A second-grade class, which had scored well above the average on their state math standardization test, was given the following math problem:
There are 26 sheep and 10 goats on a ship. How old is the captain?Thirty-six was the answer given by ninety percent of the children. How have we created such muddled-up thinking and lack of creativity? We use workbooks with tear out sheets that look for a fact, one answer, and nothing else will work. We program students to think “inside of a box” and nothing “outside the box” will be accepted. (Verschaffel, L.; Greer, B.; de Corte, E.; Making Sense of Word Problems, Educational Studies in Mathematics, Vol. 42, No. 2 (2000), pp. 211–213)
Christian teaching and preaching are often an insult to people’s intelligence. It offers pat answers to complex questions. Christian Educational programs are often an insult to people’s intelligence. We offer pat answers to complex questions. We live in a society of youngers and olders. They don’t want easily dispensed formulas with one-size-fits-all answers. What should the church teach her people? Most likely: how to make moral decisions and not a list of things to do or things not to do. They want to learn the skills to make their own good Christian decisions. They want to learn critical thinking.

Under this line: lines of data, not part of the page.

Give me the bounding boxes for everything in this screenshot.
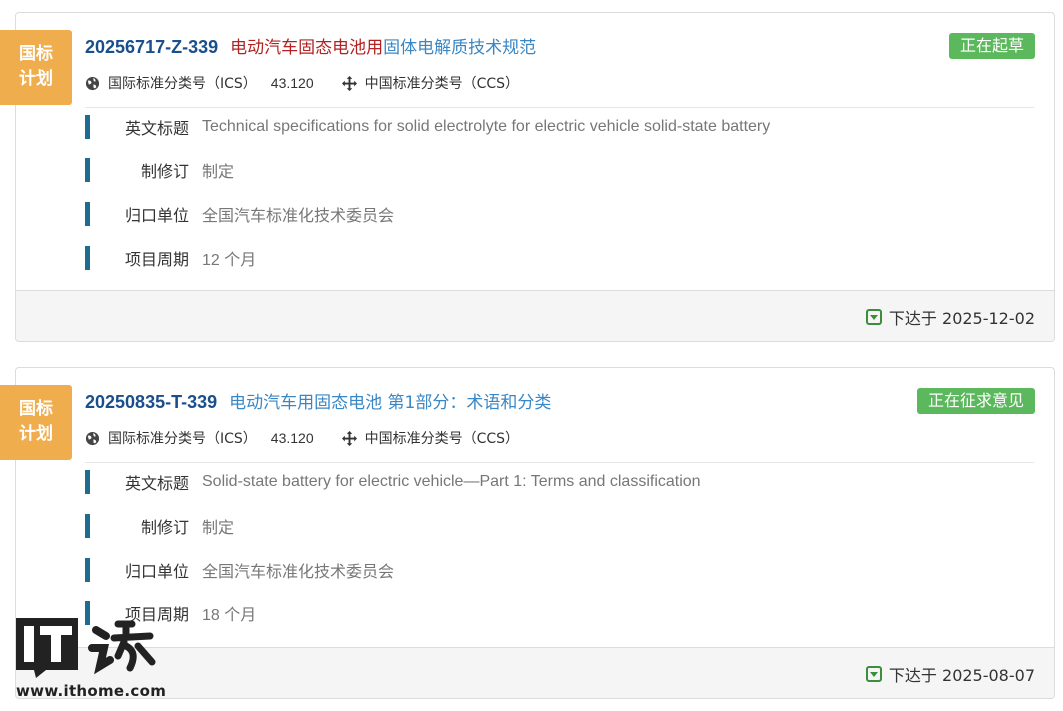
field-label: 英文标题 (124, 119, 189, 138)
standard-name[interactable]: 固体电解质技术规范 (383, 38, 536, 58)
field-value: 12 个月 (202, 252, 257, 269)
field-value: 18 个月 (202, 607, 257, 624)
field-marker (85, 202, 90, 226)
divider (85, 107, 1034, 108)
card-title[interactable]: 20250835-T-339 电动汽车用固态电池 第1部分：术语和分类 (85, 388, 551, 413)
issued-text: 下达于 2025-12-02 (888, 309, 1035, 328)
status-badge: 正在征求意见 (916, 388, 1035, 414)
ithome-watermark: www.ithome.com (14, 612, 167, 707)
standard-code[interactable]: 20256717-Z-339 (85, 37, 218, 57)
standard-card: 20256717-Z-339 电动汽车固态电池用固体电解质技术规范 正在起草 国际… (15, 12, 1055, 342)
divider (85, 462, 1034, 463)
card-footer: 下达于 2025-08-07 (16, 647, 1054, 698)
field-label: 制修订 (140, 518, 189, 537)
field-label: 英文标题 (124, 474, 189, 493)
field-value: 全国汽车标准化技术委员会 (202, 564, 395, 581)
classification-row: 国际标准分类号（ICS） 43.120 中国标准分类号（CCS） (85, 73, 519, 93)
plan-ribbon: 国标 计划 (0, 385, 72, 460)
standard-name-highlight[interactable]: 电动汽车固态电池用 (230, 38, 383, 58)
field-label: 归口单位 (124, 562, 189, 581)
calendar-down-icon (865, 666, 882, 682)
field-value: Solid-state battery for electric vehicle… (202, 473, 701, 490)
standard-code[interactable]: 20250835-T-339 (85, 392, 217, 412)
field-value: Technical specifications for solid elect… (202, 118, 771, 135)
ribbon-line: 国标 (19, 44, 53, 64)
card-title[interactable]: 20256717-Z-339 电动汽车固态电池用固体电解质技术规范 (85, 33, 536, 58)
status-badge: 正在起草 (948, 33, 1035, 59)
ics-value[interactable]: 43.120 (271, 430, 314, 446)
card-footer: 下达于 2025-12-02 (16, 290, 1054, 341)
field-value: 制定 (202, 520, 235, 537)
field-value: 全国汽车标准化技术委员会 (202, 208, 395, 225)
field-label: 归口单位 (124, 206, 189, 225)
ics-label: 国际标准分类号（ICS） (108, 76, 257, 92)
ribbon-line: 国标 (19, 399, 53, 419)
field-label: 项目周期 (124, 250, 189, 269)
field-marker (85, 115, 90, 139)
ithome-url: www.ithome.com (16, 682, 167, 700)
calendar-down-icon (865, 309, 882, 325)
field-committee: 归口单位 全国汽车标准化技术委员会 (85, 201, 394, 227)
field-period: 项目周期 12 个月 (85, 245, 256, 271)
globe-icon (85, 431, 100, 445)
classification-row: 国际标准分类号（ICS） 43.120 中国标准分类号（CCS） (85, 428, 519, 448)
ithome-logo (16, 618, 156, 678)
issued-text: 下达于 2025-08-07 (888, 666, 1035, 685)
field-value: 制定 (202, 164, 235, 181)
field-marker (85, 470, 90, 494)
standard-name[interactable]: 电动汽车用固态电池 第1部分：术语和分类 (229, 393, 551, 413)
field-english-title: 英文标题 Solid-state battery for electric veh… (85, 469, 701, 495)
field-marker (85, 158, 90, 182)
plan-ribbon: 国标 计划 (0, 30, 72, 105)
move-arrows-icon (341, 75, 357, 91)
ribbon-line: 计划 (19, 424, 53, 444)
field-revision: 制修订 制定 (85, 157, 234, 183)
issued-date: 下达于 2025-08-07 (865, 662, 1035, 686)
field-label: 制修订 (140, 162, 189, 181)
standard-card: 20250835-T-339 电动汽车用固态电池 第1部分：术语和分类 正在征求意… (15, 367, 1055, 699)
ccs-label: 中国标准分类号（CCS） (364, 431, 520, 447)
ribbon-line: 计划 (19, 69, 53, 89)
globe-icon (85, 76, 100, 90)
field-committee: 归口单位 全国汽车标准化技术委员会 (85, 557, 394, 583)
ics-value[interactable]: 43.120 (271, 75, 314, 91)
ics-label: 国际标准分类号（ICS） (108, 431, 257, 447)
field-english-title: 英文标题 Technical specifications for solid e… (85, 114, 770, 140)
field-marker (85, 514, 90, 538)
move-arrows-icon (341, 430, 357, 446)
field-marker (85, 558, 90, 582)
ccs-label: 中国标准分类号（CCS） (364, 76, 520, 92)
issued-date: 下达于 2025-12-02 (865, 305, 1035, 329)
field-revision: 制修订 制定 (85, 513, 234, 539)
field-marker (85, 246, 90, 270)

Critical thinking can be defined as the ability to investigate the evidence, examine arguments, and construct a rational basis for a belief system. Included in critical thinking is the ability to reason and think about one’s own reasoning processes so that the individual reasoning process can be evaluated as to its effectiveness. We may say that critical thinking is using your cognitive powers to inspect the presuppositions that you hold, review them, and alter them when it is necessary.
Folks want to think. We do not need to teach them what to think. We do need to teach them how to think. The more people are told what to think, the less they rely on their own thinking abilities. Remember the old saying, “use it or lose it.” It’s true! The mind will atrophy without use. It will dry up! It will wither, shrink, and decay without active stimulation and use.

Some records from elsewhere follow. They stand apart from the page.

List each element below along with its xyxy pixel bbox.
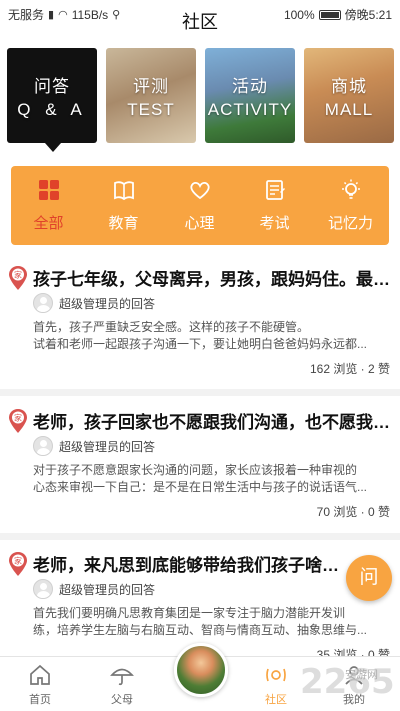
post-excerpt: 首先我们要明确凡思教育集团是一家专注于脑力潜能开发训 练，培养学生左脑与右脑互动…	[33, 605, 391, 639]
post-item[interactable]: 家 老师，来凡思到底能够带给我们孩子啥能力提升? 超级管理员的回答 首先我们要明…	[0, 551, 400, 662]
tile-activity-en: ACTIVITY	[207, 100, 293, 119]
tile-mall-cn: 商城	[331, 77, 367, 96]
post-badge-text: 家	[14, 413, 22, 423]
subnav-psychology-label: 心理	[184, 215, 215, 232]
post-author: 超级管理员的回答	[59, 582, 156, 597]
avatar	[33, 436, 53, 456]
post-item[interactable]: 家 孩子七年级，父母离异，男孩，跟妈妈住。最近... 超级管理员的回答 首先，孩…	[0, 265, 400, 385]
nav-home[interactable]: 首页	[10, 663, 70, 707]
location-pin-icon: 家	[9, 266, 27, 290]
subcategory-bar: 全部 教育 心理 考试 记忆力	[11, 166, 389, 245]
grid-icon	[38, 180, 59, 200]
post-stats: 162 浏览 · 2 赞	[309, 362, 390, 376]
tile-mall[interactable]: 商城 MALL	[304, 48, 394, 143]
avatar	[33, 579, 53, 599]
post-item[interactable]: 家 老师，孩子回家也不愿跟我们沟通，也不愿我们... 超级管理员的回答 对于孩子…	[0, 408, 400, 528]
tile-qa-cn: 问答	[34, 77, 70, 96]
post-author-row: 超级管理员的回答	[33, 436, 155, 456]
tile-mall-en: MALL	[324, 100, 374, 119]
post-excerpt: 对于孩子不愿意跟家长沟通的问题，家长应该报着一种审视的 心态来审视一下自己：是不…	[33, 462, 391, 496]
post-excerpt-line: 首先我们要明确凡思教育集团是一家专注于脑力潜能开发训	[33, 606, 346, 620]
post-stats: 70 浏览 · 0 赞	[316, 505, 390, 519]
lightbulb-icon	[341, 179, 360, 199]
post-excerpt: 首先，孩子严重缺乏安全感。这样的孩子不能硬管。 试着和老师一起跟孩子沟通一下，要…	[33, 319, 391, 353]
post-title[interactable]: 孩子七年级，父母离异，男孩，跟妈妈住。最近...	[33, 265, 391, 290]
divider	[0, 533, 400, 540]
tile-test[interactable]: 评测 TEST	[106, 48, 196, 143]
tile-test-cn: 评测	[133, 77, 169, 96]
post-author: 超级管理员的回答	[59, 296, 156, 311]
avatar	[33, 293, 53, 313]
subnav-psychology[interactable]: 心理	[162, 166, 237, 245]
category-tiles: 问答 Q & A 评测 TEST 活动 ACTIVITY 商城 MALL	[7, 48, 394, 143]
location-pin-icon: 家	[9, 552, 27, 576]
post-badge-text: 家	[14, 556, 22, 566]
nav-parents[interactable]: 父母	[92, 663, 152, 707]
nav-parents-label: 父母	[111, 694, 133, 706]
community-center-avatar[interactable]	[174, 643, 228, 697]
tile-qa[interactable]: 问答 Q & A	[7, 48, 97, 143]
subnav-exam[interactable]: 考试	[237, 166, 312, 245]
subnav-memory[interactable]: 记忆力	[313, 166, 388, 245]
post-excerpt-line: 心态来审视一下自己：是不是在日常生活中与孩子的说话语气...	[33, 480, 368, 494]
post-title[interactable]: 老师，孩子回家也不愿跟我们沟通，也不愿我们...	[33, 408, 391, 433]
post-badge-text: 家	[14, 270, 22, 280]
post-author-row: 超级管理员的回答	[33, 579, 155, 599]
post-author: 超级管理员的回答	[59, 439, 156, 454]
subnav-all-label: 全部	[33, 215, 64, 232]
tile-qa-en: Q & A	[17, 100, 87, 119]
community-icon	[266, 668, 286, 682]
umbrella-icon	[110, 668, 134, 686]
divider	[0, 389, 400, 396]
subnav-education-label: 教育	[108, 215, 139, 232]
page-title: 社区	[182, 12, 218, 32]
home-icon	[30, 664, 50, 685]
post-author-row: 超级管理员的回答	[33, 293, 155, 313]
ask-question-button[interactable]: 问	[346, 555, 392, 601]
location-pin-icon: 家	[9, 409, 27, 433]
post-excerpt-line: 对于孩子不愿意跟家长沟通的问题，家长应该报着一种审视的	[33, 463, 358, 477]
subnav-education[interactable]: 教育	[86, 166, 161, 245]
post-excerpt-line: 练，培养学生左脑与右脑互动、智商与情商互动、抽象思维与...	[33, 623, 368, 637]
tile-activity-cn: 活动	[232, 77, 268, 96]
post-excerpt-line: 首先，孩子严重缺乏安全感。这样的孩子不能硬管。	[33, 320, 310, 334]
post-excerpt-line: 试着和老师一起跟孩子沟通一下，要让她明白爸爸妈妈永远都...	[33, 337, 368, 351]
subnav-memory-label: 记忆力	[327, 215, 373, 232]
tile-activity[interactable]: 活动 ACTIVITY	[205, 48, 295, 143]
subnav-exam-label: 考试	[259, 215, 290, 232]
nav-home-label: 首页	[29, 694, 51, 706]
selected-tile-caret	[45, 143, 61, 152]
heart-icon	[189, 181, 210, 200]
nav-community-label: 社区	[265, 694, 287, 706]
tile-test-en: TEST	[127, 100, 175, 119]
subnav-all[interactable]: 全部	[11, 166, 86, 245]
watermark-subtext: 安游网	[345, 669, 378, 681]
post-title[interactable]: 老师，来凡思到底能够带给我们孩子啥能力提升?	[33, 551, 343, 576]
exam-icon	[265, 180, 285, 200]
book-icon	[113, 181, 134, 201]
nav-community[interactable]: 社区	[246, 663, 306, 707]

Once while training in a church, I was questioned by one of its newer members about the concept of Trinity. I was trying to explain what for the Western rational mindset, seems to be a really complex thought. While I was walking through some picture examples that hopefully would connect with her thought pattern, her pastor walked by and overheard what we were talking about. He turned to me and said, “Don’t mess her up with all that information. She can’t understand what you are saying anyhow. She will never be able to understand the concept of Trinity. Just leave her alone.” He completely devalued this lady’s ability to think about new information. What a stupid tragedy! Or, better yet: what an uncaring and stupid response by this pastor!
Living into the Story
- How often do you insult someone’s intelligence by offering a pat answer to their question or need?
- How do you feel when someone takes this tactic with you?
- What can you do to change this way of responding?
- When you hear the word critical in critical thinking, how have you defined it?
- How has that definition caused you to not pursue this way of thinking before?